India has “failed” to reduce its purchase of Iranian oil and if it doesn’t do so, President Barack Obama may be “forced” to impose sanction, unnamed administration officials were cited as telling Bloomberg wire service. A decision in this regard could come as early as June 28, they added, implicitly offering New Delhi a ten- week window to show a decline in Iranian oil imports.
I said threatening to declare war because sanctions are an act of war. When a country declares sanctions against another they are saying that they will not allow any business within the borders of the state declaring sanctions to trade with the state the sanctions are being declared against. Furthermore the state declaring sanctions is also stating that they are willing to use force to prevent, not only their own businesses from trading, but businesses in other country’s from trading with the target of the sanctions.
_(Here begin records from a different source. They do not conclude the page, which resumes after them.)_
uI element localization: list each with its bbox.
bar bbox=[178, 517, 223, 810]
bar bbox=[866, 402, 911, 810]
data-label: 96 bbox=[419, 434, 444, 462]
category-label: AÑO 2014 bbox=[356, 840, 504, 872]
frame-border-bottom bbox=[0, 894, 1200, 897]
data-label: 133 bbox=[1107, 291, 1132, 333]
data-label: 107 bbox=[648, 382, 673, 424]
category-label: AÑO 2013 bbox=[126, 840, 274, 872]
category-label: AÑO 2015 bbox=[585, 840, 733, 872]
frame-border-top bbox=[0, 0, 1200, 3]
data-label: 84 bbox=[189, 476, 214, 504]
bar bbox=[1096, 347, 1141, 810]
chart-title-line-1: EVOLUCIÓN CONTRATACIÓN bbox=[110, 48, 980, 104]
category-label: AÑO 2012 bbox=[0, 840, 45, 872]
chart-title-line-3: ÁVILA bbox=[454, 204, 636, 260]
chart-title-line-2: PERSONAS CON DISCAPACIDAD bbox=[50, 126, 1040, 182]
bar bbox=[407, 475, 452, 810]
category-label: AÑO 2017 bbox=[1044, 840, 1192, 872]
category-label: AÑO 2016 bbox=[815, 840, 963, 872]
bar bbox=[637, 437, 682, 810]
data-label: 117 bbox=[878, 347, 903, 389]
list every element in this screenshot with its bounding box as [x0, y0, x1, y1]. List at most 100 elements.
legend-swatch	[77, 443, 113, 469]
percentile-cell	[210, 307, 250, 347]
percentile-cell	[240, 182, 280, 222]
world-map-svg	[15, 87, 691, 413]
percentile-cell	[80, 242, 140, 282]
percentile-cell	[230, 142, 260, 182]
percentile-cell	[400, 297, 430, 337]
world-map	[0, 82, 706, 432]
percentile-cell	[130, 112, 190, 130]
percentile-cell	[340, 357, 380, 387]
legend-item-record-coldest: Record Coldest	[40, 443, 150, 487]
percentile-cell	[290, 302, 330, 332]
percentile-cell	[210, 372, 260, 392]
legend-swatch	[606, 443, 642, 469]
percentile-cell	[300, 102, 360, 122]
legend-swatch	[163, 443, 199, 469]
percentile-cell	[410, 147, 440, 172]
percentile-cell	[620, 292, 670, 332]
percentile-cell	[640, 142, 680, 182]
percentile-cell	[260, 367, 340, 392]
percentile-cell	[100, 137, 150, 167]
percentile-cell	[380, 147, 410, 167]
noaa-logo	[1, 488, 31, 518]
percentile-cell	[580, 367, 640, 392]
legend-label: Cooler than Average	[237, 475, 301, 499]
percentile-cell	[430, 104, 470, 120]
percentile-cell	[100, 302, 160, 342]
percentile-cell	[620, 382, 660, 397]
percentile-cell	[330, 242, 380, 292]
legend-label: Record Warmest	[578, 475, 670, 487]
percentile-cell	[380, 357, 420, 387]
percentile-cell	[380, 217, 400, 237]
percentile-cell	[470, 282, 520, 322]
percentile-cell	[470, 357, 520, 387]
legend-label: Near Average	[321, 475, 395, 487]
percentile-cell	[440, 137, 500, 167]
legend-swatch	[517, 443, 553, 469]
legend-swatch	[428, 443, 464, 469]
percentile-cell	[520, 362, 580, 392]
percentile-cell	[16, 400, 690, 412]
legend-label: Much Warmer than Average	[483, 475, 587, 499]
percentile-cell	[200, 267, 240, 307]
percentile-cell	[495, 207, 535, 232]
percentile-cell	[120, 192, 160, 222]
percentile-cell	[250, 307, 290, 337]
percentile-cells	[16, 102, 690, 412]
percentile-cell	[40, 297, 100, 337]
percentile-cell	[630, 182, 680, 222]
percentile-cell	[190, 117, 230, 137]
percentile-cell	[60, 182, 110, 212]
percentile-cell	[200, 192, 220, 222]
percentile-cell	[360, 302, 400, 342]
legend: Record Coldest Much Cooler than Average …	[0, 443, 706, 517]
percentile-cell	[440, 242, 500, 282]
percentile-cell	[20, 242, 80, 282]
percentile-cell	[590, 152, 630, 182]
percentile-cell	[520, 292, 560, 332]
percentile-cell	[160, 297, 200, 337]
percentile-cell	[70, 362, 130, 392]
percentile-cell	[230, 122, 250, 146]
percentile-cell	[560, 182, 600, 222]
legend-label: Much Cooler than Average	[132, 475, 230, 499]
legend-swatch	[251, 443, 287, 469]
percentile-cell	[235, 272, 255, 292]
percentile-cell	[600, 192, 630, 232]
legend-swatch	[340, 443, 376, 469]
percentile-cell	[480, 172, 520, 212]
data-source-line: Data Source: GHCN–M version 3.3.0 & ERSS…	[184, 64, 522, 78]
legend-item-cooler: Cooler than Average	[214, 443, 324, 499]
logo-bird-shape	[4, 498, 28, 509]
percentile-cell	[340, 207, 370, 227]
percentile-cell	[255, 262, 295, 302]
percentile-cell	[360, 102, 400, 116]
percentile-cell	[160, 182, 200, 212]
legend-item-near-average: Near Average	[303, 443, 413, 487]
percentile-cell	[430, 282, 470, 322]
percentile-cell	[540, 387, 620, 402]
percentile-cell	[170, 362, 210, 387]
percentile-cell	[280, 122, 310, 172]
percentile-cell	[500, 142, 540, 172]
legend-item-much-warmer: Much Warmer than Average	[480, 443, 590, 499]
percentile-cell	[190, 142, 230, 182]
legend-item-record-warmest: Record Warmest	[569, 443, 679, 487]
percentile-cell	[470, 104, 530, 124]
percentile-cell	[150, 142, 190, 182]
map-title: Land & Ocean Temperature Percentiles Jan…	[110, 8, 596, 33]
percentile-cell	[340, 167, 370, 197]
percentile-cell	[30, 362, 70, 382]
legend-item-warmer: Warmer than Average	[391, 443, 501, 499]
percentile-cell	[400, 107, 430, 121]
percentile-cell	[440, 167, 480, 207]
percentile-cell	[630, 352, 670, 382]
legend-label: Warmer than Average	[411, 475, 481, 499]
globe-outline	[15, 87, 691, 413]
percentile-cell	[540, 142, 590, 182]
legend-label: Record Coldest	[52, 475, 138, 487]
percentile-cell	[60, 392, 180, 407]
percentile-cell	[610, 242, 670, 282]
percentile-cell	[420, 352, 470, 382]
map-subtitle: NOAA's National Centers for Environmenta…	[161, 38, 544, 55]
India isn’t rolling over and being a good little slave so we’re flexing our muscles. This is the United States foreign police, either do exactly what we tell you or you will suffer greatly. On top of the fact that sanctions are a declaration of war there is also the fact that it’s the people living in the country against who sanctions are being declare, people entirely uninvolved in the politics of the game, who suffer:
High rates of malnutrition, lack of medical supplies, and diseases from lack of clean water were reported during sanctions; at least some of these results were anticipated in advance of the imposition of sanctions.
The modern Iraqi economy had been highly dependent on oil exports; in 1989, the oil sector comprised 61% of the GNP. A drawback of this dependence was the narrowing of the economic base, with the agricultural sector rapidly declining in the 1970s. Some claim that, as a result, the post-1990 sanctions had a particularly devastating effect on Iraq’s economy and food security levels of the population.
Shortly after the sanctions were imposed, the Iraqi government developed a system of free food rations consisting of 1000 calories per person/day or 40% of the daily requirements, on which an estimated 60% of the population relied for a vital part of their sustenance. With the introduction of the Oil-for-Food Programme in 1997, this situation gradually improved. In May 2000 a United Nations Children’s Fund (UNICEF) survey noted that almost half the children under 5 years suffered from diarrhoea, in a country where the population is marked by its youth, with 45% being under 14 years of age in 2000. Power shortages, lack of spare parts and insufficient technical know-how lead to the breakdown of many modern facilities.
To think the megalomaniac we have in the Oval Office won a Nobel Peace Prize shows how meaningless that prize really is.